IWD2021 #ChoosetoChallenge: Imposter Syndrome

Imposter Syndrome: a psychological condition that compels individuals to doubt their own accomplishments; often paired with a persistent anxiety about being exposed as a fraud or found to be lacking in competence.

When the term Imposter Syndrome was coined as a recognisable phrase in 1978, it was highlighted as an issue only women faced. They fall prey to the psychological pattern due to a lack of testosterone, dubbed “the confidence hormone”.A quick Google search today reveals Imposter Syndrome as “women’s silent career killer” and that “over 6 in 10 women suffer Imposter Syndrome in the UK”. Does this mean that nothing has changed between 1978 and 2021? Isn’t it time to challenge this narrative?

The original study, conducted by psychologists, Drs Pauline Clance and Suzanne Imes, asked questions of a sample of 150 women who had proven successes academically and professionally. If we consider the study, we can identify a number of real concerns with the data:

  • The research was focused on women only.
  • Many groups were excluded from the study based on their ethnicity, income levels, genders & professional backgrounds.
  • The sample group included 95 undergraduate women and 10 PhD faculty women at a small, private, Midwestern college. They were primarily white, middle- to upper-class women between the ages of 20 and 45. One third of the sample were also therapy patients.

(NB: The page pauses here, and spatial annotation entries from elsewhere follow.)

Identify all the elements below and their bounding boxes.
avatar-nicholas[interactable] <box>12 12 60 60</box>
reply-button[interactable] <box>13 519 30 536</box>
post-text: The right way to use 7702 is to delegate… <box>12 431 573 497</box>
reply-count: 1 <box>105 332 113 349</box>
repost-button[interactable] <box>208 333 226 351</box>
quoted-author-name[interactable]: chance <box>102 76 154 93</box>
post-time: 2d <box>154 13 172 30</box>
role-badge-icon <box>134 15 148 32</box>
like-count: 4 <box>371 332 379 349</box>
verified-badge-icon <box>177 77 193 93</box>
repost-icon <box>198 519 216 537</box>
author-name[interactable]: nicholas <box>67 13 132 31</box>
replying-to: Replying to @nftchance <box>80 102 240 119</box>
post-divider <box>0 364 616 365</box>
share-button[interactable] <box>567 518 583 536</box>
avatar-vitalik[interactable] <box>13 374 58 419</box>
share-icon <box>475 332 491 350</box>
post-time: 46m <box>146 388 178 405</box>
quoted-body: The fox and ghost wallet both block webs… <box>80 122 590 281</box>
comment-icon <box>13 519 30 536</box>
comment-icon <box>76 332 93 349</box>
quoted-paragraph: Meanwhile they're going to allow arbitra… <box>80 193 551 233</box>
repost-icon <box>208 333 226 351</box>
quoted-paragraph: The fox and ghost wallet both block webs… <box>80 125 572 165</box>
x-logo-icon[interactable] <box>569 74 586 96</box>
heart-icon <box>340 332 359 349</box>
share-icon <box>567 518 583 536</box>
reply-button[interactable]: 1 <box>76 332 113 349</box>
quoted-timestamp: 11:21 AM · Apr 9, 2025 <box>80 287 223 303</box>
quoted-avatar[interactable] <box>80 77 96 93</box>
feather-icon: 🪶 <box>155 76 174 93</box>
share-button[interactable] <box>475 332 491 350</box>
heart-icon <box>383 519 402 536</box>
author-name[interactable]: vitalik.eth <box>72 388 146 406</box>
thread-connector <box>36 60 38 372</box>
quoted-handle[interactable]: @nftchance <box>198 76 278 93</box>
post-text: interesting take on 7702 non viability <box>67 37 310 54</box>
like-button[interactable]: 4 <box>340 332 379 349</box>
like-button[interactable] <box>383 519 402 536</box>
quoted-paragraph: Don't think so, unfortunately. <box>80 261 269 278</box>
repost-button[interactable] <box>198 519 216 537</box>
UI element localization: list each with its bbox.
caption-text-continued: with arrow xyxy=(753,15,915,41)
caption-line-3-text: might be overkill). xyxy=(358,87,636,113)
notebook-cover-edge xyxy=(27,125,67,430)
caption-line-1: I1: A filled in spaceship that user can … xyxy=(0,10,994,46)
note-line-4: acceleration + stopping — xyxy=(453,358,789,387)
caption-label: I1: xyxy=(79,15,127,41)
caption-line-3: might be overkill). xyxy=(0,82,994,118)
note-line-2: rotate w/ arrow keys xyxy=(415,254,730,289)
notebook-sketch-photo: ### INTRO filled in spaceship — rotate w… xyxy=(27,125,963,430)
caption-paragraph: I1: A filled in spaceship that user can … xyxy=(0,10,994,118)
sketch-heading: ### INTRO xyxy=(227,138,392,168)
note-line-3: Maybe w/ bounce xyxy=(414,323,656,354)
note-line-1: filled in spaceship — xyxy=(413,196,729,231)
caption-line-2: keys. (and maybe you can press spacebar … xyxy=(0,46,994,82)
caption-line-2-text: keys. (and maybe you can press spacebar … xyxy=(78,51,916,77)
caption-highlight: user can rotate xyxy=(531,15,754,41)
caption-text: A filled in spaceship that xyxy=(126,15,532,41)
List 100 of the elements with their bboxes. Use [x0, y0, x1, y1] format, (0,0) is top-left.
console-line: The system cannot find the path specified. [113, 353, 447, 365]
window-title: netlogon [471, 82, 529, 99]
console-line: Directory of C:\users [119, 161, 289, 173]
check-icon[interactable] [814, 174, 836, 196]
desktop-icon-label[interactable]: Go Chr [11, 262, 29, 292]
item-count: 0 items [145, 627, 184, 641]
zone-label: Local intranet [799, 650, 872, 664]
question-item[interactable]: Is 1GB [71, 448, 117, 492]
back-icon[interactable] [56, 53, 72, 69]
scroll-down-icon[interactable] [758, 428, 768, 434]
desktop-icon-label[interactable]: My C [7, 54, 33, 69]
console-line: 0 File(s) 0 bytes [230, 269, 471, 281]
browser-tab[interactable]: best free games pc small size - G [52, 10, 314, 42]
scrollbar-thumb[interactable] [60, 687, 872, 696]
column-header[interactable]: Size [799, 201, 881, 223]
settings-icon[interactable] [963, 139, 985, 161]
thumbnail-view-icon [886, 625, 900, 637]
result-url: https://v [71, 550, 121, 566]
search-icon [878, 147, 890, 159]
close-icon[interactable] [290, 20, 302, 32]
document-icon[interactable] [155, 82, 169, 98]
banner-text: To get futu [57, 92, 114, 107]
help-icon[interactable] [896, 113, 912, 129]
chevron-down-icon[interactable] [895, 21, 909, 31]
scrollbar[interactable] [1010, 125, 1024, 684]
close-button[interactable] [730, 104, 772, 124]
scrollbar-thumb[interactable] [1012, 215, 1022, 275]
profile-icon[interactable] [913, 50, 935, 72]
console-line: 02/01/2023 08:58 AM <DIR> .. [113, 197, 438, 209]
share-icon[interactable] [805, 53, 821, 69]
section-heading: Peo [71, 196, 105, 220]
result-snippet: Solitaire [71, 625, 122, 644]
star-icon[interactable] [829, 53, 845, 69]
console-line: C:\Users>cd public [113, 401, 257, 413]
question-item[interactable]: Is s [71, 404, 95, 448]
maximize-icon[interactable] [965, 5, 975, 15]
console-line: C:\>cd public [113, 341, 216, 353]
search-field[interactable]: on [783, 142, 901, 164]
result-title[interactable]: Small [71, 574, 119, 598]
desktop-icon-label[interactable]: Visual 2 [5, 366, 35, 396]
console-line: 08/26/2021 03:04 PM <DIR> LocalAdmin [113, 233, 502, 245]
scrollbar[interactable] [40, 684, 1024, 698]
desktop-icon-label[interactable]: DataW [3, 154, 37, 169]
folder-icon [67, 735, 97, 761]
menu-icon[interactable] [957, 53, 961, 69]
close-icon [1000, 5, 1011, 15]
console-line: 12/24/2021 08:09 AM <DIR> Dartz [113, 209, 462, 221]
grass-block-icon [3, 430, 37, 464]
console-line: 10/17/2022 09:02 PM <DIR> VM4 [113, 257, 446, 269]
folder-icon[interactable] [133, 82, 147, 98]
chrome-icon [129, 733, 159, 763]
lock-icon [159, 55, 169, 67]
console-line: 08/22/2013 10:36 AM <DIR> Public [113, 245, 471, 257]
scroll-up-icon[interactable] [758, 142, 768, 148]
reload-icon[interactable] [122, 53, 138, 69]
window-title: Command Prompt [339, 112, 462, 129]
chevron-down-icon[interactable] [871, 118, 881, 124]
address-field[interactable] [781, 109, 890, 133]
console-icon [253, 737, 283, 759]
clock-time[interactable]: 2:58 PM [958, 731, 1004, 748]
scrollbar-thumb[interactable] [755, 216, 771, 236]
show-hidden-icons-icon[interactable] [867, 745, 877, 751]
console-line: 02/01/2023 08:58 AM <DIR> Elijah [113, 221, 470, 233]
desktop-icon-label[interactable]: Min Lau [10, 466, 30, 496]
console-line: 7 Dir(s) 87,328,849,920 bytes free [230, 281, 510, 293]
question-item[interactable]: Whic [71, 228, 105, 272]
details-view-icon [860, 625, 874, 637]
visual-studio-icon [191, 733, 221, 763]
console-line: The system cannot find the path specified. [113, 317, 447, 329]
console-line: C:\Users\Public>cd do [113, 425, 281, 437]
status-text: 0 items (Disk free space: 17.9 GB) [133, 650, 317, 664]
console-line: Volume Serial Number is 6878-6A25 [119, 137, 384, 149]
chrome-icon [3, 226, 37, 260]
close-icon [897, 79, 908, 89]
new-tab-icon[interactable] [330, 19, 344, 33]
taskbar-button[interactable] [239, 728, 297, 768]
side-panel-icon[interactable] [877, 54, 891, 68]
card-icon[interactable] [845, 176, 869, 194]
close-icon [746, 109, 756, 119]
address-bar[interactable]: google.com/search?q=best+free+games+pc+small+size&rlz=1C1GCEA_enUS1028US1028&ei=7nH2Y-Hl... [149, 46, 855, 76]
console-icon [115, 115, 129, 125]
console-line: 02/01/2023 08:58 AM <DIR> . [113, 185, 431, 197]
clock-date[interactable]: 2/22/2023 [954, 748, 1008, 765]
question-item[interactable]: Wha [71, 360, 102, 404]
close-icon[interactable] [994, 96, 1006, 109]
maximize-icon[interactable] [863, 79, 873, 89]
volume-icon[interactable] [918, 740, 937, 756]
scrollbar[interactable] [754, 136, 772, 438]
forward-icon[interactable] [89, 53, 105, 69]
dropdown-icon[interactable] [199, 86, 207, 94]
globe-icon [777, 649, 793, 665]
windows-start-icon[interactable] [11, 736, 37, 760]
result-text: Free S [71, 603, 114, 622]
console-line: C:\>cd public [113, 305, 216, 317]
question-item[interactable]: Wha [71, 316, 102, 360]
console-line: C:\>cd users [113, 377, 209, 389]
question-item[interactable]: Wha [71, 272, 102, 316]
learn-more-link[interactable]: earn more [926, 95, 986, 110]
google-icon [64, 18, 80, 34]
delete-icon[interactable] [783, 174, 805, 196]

What really stands out is that the sample group simply was not representative of the working world. As a result, the original research did not account for any of the other external biases that existed at that time.

In reality, Imposter Syndrome can affect anyone regardless of age, gender, profession or ability. A 2019 UK study demonstrated that up to 49% of men also experience the effects of the phenomenon regularly, and it has a perceived negative impact on their performance and productivity. 75% of all professionals procrastinate in the workplace because of Imposter Syndrome.

Was the original research almost a catalyst for woman to acquire a new label (or indeed label themselves) as “imposters” for feeling uncertain at work? As a woman’s problem, it was, therefore, for women to “fix” themselves. What we should be doing is recognising this as a universal issue and work at fixing the problem.

What can we do?

Imposter Syndrome can only continue to exist through exclusion, bias, and a lack of sense of belonging in the workplace:

“Diversity is having a seat at the table, inclusion is having a voice, and belonging is having that voice be heard.” (Liz Fosslien, Mollie West Duffy)

Not nearly as quickly as we would like, for sure, but increasingly, gender diversity at the table is on the increase; there is a 31.9% representation of women at Director level and 37.6% at Non-Executive Director level in the FTSE 250. Twenty-two countries worldwide now have a female Head of State or Government. Incremental progress is being made. Different voices and diversity of thought are now encouraged, applauded and considered invaluable.

We won’t all be a part of boardroom hiring, however, which is why our influence at all levels to improve this sense of ‘fitting in’ is absolutely key to winning the battle against Imposter Syndrome. It is our collective responsibility to help foster a workplace culture that is all-embracing, that allows employees to have confidence in their own abilities and impact, and that promotes a sense of belonging.